The mental return is often what brings life back
For a lot of people, the moment TMS feels “real” isn’t the first day they feel less sad. It’s the first morning they wake up without dread, sit down at their desk, and finish something. It’s the meeting where they tracked the whole conversation. It’s the evening they made dinner without standing in front of the fridge for ten minutes.

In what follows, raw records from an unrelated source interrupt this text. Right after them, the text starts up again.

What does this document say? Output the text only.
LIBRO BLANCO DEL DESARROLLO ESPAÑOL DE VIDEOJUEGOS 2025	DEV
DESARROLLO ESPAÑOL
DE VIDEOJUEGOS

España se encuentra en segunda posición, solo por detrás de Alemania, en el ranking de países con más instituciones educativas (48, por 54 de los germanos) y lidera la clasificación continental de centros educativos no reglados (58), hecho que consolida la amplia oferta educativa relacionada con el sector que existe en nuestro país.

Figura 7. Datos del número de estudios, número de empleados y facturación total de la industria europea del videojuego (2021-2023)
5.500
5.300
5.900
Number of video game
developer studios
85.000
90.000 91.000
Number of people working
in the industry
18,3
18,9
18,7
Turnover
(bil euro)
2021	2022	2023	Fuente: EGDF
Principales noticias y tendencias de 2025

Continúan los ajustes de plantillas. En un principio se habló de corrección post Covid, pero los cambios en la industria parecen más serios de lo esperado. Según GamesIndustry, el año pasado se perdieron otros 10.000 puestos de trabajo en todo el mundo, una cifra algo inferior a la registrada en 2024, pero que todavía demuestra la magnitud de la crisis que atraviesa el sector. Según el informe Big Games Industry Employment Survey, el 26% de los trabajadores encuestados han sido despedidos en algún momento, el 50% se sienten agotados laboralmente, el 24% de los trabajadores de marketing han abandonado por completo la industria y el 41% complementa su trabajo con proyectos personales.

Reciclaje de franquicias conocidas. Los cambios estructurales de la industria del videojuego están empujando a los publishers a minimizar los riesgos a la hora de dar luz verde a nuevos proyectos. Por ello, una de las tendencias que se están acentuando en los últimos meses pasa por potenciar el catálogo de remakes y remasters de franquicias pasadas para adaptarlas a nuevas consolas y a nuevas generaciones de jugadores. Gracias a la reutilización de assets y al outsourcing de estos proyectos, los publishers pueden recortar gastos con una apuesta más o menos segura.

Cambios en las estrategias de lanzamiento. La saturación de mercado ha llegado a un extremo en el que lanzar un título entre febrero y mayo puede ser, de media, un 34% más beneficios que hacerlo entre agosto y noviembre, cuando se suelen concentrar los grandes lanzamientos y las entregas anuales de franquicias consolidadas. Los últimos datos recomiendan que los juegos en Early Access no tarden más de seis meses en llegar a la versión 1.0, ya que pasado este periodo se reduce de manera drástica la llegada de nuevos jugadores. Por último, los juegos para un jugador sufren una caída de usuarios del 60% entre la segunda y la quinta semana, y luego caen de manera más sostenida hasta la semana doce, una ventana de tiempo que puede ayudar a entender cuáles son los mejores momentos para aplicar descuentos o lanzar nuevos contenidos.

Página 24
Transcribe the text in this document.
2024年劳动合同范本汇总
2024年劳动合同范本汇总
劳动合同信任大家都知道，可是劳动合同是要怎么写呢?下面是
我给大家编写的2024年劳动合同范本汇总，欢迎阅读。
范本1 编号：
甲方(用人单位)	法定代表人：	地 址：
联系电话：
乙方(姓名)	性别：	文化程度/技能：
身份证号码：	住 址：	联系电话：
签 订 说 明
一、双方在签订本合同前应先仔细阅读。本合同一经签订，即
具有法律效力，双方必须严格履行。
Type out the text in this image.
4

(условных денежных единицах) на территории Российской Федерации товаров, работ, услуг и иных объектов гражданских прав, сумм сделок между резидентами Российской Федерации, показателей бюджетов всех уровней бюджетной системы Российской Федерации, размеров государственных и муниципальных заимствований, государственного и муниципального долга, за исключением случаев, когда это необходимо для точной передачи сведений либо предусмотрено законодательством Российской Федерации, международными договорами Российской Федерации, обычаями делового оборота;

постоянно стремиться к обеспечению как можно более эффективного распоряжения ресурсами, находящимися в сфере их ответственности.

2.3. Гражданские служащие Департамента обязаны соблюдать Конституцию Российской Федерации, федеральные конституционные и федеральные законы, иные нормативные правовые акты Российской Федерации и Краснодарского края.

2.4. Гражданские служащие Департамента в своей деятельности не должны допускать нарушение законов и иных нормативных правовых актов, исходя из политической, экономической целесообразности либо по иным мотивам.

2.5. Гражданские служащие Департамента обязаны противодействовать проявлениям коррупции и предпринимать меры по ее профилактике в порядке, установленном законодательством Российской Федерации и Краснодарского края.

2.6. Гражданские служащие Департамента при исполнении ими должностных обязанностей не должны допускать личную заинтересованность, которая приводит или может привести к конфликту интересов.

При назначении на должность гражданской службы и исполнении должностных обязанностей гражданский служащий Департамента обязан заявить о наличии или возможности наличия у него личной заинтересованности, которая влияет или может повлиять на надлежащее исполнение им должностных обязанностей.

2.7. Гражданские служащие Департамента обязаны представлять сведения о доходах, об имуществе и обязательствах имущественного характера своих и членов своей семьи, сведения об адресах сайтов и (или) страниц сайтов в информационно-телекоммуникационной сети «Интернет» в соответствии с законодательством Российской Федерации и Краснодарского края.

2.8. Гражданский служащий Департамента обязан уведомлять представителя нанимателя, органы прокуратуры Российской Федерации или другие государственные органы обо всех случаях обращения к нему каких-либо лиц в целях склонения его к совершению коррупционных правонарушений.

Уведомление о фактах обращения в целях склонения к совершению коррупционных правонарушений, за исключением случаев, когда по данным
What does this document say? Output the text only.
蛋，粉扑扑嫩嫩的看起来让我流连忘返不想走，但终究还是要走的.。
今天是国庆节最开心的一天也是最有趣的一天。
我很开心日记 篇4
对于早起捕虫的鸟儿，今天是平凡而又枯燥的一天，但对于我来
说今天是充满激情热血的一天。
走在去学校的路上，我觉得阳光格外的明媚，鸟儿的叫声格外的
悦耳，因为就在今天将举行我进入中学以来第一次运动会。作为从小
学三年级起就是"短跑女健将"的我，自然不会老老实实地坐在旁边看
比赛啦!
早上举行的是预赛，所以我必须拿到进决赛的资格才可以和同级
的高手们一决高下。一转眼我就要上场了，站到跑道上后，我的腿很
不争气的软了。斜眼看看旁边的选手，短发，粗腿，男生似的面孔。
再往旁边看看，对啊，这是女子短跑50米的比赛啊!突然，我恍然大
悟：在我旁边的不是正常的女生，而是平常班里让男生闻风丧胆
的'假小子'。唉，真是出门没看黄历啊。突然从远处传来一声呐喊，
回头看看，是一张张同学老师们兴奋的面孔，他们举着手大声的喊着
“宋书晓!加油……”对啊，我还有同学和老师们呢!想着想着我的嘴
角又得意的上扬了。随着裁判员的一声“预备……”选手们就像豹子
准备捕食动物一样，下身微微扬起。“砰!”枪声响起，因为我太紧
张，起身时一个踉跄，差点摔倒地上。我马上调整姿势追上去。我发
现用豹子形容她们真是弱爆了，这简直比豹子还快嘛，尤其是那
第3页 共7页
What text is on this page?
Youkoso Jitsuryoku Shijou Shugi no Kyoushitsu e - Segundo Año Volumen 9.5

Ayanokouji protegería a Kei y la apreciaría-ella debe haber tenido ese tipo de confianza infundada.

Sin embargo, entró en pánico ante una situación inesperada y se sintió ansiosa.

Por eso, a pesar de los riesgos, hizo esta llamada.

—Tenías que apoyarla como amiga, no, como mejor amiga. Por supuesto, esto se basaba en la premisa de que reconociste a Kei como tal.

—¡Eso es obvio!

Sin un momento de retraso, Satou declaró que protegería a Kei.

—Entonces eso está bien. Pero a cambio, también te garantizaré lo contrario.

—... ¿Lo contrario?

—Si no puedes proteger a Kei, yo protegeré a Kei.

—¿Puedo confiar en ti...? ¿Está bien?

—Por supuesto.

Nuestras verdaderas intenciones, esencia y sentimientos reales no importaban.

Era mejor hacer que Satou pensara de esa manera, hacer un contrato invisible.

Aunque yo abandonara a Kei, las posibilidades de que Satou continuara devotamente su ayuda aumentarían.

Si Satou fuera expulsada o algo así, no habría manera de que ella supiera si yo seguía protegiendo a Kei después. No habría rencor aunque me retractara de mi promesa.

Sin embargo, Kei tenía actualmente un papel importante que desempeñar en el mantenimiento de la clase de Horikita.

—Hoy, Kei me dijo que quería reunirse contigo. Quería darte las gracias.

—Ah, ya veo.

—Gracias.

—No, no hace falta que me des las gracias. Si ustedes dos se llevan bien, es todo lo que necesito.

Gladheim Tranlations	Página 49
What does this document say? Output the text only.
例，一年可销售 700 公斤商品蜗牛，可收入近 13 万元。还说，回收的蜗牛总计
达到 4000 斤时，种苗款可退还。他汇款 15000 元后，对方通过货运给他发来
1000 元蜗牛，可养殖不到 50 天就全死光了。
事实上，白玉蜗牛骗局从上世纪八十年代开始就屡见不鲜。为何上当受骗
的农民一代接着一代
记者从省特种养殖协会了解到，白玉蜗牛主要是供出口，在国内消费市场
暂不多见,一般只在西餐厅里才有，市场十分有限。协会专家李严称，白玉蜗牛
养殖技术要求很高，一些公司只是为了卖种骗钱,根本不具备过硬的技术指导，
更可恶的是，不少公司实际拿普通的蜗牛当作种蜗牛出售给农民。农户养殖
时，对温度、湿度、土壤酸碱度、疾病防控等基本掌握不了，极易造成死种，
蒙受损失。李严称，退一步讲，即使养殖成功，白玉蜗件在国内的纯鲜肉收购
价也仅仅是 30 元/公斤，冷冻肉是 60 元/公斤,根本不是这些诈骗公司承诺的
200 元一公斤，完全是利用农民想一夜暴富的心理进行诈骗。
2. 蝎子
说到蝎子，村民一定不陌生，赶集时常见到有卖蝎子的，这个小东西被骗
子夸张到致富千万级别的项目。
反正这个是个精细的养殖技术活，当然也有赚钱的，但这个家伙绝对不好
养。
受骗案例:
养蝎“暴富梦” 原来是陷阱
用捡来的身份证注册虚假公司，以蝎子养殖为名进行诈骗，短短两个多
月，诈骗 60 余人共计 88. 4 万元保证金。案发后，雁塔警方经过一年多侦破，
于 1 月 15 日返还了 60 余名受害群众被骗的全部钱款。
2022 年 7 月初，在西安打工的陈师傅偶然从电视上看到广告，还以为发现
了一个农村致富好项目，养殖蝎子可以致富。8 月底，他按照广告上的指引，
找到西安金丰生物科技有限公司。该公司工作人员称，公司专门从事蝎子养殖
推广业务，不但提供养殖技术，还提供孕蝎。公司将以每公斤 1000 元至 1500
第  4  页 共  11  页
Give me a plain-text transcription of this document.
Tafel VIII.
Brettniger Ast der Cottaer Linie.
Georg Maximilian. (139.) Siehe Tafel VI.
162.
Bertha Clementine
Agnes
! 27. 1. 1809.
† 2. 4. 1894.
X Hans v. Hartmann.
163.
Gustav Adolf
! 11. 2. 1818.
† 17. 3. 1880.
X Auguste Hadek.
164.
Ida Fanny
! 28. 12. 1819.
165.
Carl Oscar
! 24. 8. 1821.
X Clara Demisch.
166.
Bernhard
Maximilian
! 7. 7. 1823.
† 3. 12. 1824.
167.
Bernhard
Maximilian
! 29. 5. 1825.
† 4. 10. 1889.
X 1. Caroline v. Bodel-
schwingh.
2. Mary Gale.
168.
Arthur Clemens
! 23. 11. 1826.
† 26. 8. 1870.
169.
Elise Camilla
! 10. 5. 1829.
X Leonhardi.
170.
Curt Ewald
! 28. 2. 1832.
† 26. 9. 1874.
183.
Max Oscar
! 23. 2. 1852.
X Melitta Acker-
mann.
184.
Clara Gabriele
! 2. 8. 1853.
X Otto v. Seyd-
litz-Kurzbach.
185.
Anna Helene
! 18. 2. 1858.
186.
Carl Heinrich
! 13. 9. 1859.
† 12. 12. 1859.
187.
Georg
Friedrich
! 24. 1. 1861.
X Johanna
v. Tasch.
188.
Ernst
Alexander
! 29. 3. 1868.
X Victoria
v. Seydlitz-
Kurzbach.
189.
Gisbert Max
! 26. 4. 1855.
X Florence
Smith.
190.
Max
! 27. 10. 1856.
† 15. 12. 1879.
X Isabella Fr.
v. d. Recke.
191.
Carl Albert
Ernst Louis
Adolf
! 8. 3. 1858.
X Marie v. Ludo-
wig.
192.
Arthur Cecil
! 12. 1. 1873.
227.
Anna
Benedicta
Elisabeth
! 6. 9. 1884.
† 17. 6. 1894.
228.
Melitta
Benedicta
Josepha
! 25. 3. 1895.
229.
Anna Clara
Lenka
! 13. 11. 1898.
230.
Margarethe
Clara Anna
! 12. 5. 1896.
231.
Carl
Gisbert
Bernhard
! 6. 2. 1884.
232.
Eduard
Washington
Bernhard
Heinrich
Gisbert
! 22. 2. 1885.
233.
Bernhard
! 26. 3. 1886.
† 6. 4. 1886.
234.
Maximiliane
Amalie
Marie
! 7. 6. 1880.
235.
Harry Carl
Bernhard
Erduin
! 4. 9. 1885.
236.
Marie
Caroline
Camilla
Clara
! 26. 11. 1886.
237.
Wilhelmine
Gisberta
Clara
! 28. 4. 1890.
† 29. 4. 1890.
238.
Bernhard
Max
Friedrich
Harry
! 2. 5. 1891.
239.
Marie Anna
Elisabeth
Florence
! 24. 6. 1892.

These are the changes that let people go back to work, reconnect with the people they love, and feel like themselves again. If your depression looks more like not-functioning than sadness, you’re not alone, and there are paths built for exactly this. Book a consultation with our care team to talk it through.
FAQs
Does TMS improve sleep?
TMS can help with the sleep problems that come with depression, whether that’s insomnia or sleeping too much but not feeling rested. Research by Pellicciari et al. (2013) found TMS changes brain activity during REM sleep, suggesting a direct effect on sleep architecture. Antczak et al. (2017) found that while overall depression scores improved, TMS did not have strong standalone effects on sleep quality, meaning sleep improvement may depend on broader depression relief. Sleep changes are usually among the first things people notice, often around weeks two to three. TMS is less likely to help with sleep problems that aren’t driven by depression.
Can TMS help with brain fog from depression?
Yes. Studies like the Martin et al. (2017) review show TMS can improve focus, processing speed, and the thinking-related complaints depression causes. Most people describe it as getting their normal mind back, not a boost beyond normal.
Does TMS cause memory loss or cognitive side effects?
No. TMS doesn’t cause seizures, doesn’t need anesthesia, and consistently doesn’t hurt thinking. The Yildiz et al. (2023) study found that people on TMS did better on most cognitive tests than people in the sham group, with the exception of verbal memory.
How long does it take to see cognitive improvements from TMS?
Sleep changes usually show up around weeks two to three. Focus and mental clarity tend to follow, around weeks three to five. Some people notice mental changes before mood lifts. Timing varies, and your care team can track progress in each area.
What if TMS doesn’t fully address my cognitive symptoms?
Partial response is common and doesn’t mean treatment failed. Combining TMS with ketamine therapy or Spravato can address the thinking side through a different mechanism, and your clinician can adjust the plan based on which symptoms are responding and which need more support.
This content is for informational purposes only and is not a substitute for professional medical advice, diagnosis, or treatment. Individual results vary. Always consult with a qualified healthcare provider before starting any new treatment.